In the equity market, Asian equity returns were mixed on Thursday. Japan’s Nikkei and Topix indices were up 0.23% and 0.59% respectively, while in China the Shanghai and Shenzhen Composites were down 0.63% and 0.64% respectively. In Hong Kong, the Hang Seng was up 0.61% and in Taiwan the Taiex fell 0.75%. In Europe, futures are trading higher across the board with the Footsie up 0.40% and the SMI rising 0.40%.

 

Yann Quelenn, market analyst: “Russia’s recovery is still fragile: The Russian economy continues to improve. While the financial markets had previously priced in a severe economic correction, it seems that a year later, momentum is positive and growing. Indeed, Russian PMI increased for August to 50.8, exceeding expectations. At the same time the Ruble is consolidating against the dollar. The currency only stopped appreciating due to renewed market hopes of a Fed rate hike before year-end.

 

At the September Russian Central Bank meeting, we will be expecting a rate cut of around 10%. While it is true that Russian GDP has declined 0.6% y/y, this data is still accounting for last year’s downturn. We also take the same view concerning retail sales, which although negative on a yearly basis, are slightly improved month over month.

 

There are two main reasons why Russia is experiencing this upturn. Firstly, its interest rates are increasingly attracting investors. Secondly, the rebound in oil prices has helped the country to enter a new positive cycle, however, this may be short-lived as we may soon see prices lower again due to oversupply from OPEC members.

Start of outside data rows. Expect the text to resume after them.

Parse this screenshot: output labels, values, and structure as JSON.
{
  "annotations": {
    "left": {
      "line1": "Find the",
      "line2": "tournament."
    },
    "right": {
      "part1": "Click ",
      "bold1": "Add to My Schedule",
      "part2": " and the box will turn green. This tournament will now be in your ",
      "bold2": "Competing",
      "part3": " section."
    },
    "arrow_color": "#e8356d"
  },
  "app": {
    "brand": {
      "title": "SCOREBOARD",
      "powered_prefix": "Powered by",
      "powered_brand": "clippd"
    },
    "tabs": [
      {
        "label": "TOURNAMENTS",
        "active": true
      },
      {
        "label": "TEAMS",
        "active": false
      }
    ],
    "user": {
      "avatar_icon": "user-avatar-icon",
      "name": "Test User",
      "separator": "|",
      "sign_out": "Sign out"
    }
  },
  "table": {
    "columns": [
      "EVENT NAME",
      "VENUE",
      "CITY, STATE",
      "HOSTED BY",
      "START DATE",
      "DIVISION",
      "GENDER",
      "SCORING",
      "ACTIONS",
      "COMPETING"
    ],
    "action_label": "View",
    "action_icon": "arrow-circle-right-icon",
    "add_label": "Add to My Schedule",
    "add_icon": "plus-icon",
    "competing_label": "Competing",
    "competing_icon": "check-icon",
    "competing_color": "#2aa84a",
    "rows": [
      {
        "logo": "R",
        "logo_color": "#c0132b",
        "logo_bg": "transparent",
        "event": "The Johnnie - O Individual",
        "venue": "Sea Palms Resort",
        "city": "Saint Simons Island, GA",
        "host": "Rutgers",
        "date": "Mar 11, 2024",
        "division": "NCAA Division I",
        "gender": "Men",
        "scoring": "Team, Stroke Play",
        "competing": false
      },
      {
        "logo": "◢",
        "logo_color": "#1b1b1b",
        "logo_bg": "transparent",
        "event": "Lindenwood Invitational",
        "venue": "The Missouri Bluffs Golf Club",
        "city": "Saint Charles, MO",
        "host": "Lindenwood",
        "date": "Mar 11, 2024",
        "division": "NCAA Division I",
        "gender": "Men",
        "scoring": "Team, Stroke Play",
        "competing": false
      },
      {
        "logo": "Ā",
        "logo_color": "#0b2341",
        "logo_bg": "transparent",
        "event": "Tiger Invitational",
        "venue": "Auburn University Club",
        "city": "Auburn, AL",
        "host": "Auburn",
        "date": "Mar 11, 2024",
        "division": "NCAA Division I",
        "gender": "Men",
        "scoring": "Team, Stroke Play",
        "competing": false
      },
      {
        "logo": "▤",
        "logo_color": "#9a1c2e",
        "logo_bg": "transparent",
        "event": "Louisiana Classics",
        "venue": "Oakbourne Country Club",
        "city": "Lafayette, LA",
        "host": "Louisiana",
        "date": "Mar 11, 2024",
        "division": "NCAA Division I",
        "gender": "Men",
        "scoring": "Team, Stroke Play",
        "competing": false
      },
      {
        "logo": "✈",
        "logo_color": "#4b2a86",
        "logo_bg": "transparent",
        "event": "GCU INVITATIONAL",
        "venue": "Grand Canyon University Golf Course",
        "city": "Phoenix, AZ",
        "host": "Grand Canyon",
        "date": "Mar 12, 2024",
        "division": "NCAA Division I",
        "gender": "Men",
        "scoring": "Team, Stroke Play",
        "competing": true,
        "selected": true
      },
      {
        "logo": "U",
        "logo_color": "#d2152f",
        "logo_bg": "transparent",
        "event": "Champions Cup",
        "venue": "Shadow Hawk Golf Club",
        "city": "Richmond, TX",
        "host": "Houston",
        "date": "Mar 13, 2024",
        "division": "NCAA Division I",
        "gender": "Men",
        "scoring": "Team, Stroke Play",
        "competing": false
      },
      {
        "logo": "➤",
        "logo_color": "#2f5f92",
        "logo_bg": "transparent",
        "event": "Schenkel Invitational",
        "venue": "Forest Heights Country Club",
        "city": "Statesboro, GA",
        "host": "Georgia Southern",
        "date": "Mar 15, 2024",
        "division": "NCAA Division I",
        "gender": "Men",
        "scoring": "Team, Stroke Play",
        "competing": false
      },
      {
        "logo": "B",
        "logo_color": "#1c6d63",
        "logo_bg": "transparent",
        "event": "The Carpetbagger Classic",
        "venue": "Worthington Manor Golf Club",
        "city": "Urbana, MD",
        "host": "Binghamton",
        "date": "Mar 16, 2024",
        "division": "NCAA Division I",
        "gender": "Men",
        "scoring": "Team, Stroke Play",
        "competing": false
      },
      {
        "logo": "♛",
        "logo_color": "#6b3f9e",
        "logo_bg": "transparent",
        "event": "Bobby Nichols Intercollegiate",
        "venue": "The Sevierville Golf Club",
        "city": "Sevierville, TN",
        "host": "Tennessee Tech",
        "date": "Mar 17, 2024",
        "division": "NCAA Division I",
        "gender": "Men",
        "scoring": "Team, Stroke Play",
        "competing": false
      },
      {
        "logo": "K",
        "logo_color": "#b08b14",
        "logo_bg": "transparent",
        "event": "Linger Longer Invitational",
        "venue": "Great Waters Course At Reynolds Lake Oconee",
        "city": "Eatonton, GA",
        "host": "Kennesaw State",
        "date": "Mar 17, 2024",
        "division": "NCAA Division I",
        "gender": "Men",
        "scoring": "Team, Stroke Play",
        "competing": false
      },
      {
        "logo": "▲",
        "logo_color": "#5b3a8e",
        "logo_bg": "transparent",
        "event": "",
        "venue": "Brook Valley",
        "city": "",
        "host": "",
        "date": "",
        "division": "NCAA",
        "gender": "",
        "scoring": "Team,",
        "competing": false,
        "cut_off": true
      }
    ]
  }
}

On top of this, a new dynamic seems to be emerging: the emancipation of oil, as is currently being discussed in Norway as part of their strategy to ban fossil fuel cars by 2025. This is just the start of a long-term trend but is symbolic of where we see oil prices in the medium-term: very low.”---

 

Today traders will be watching manufacturing PMI from Norway, Turkey, Spain, Italy, France, Germany, UK, Denmark and the euro zone; initial jobless claims, manufacturing PMI, ISM and construction spending from the US.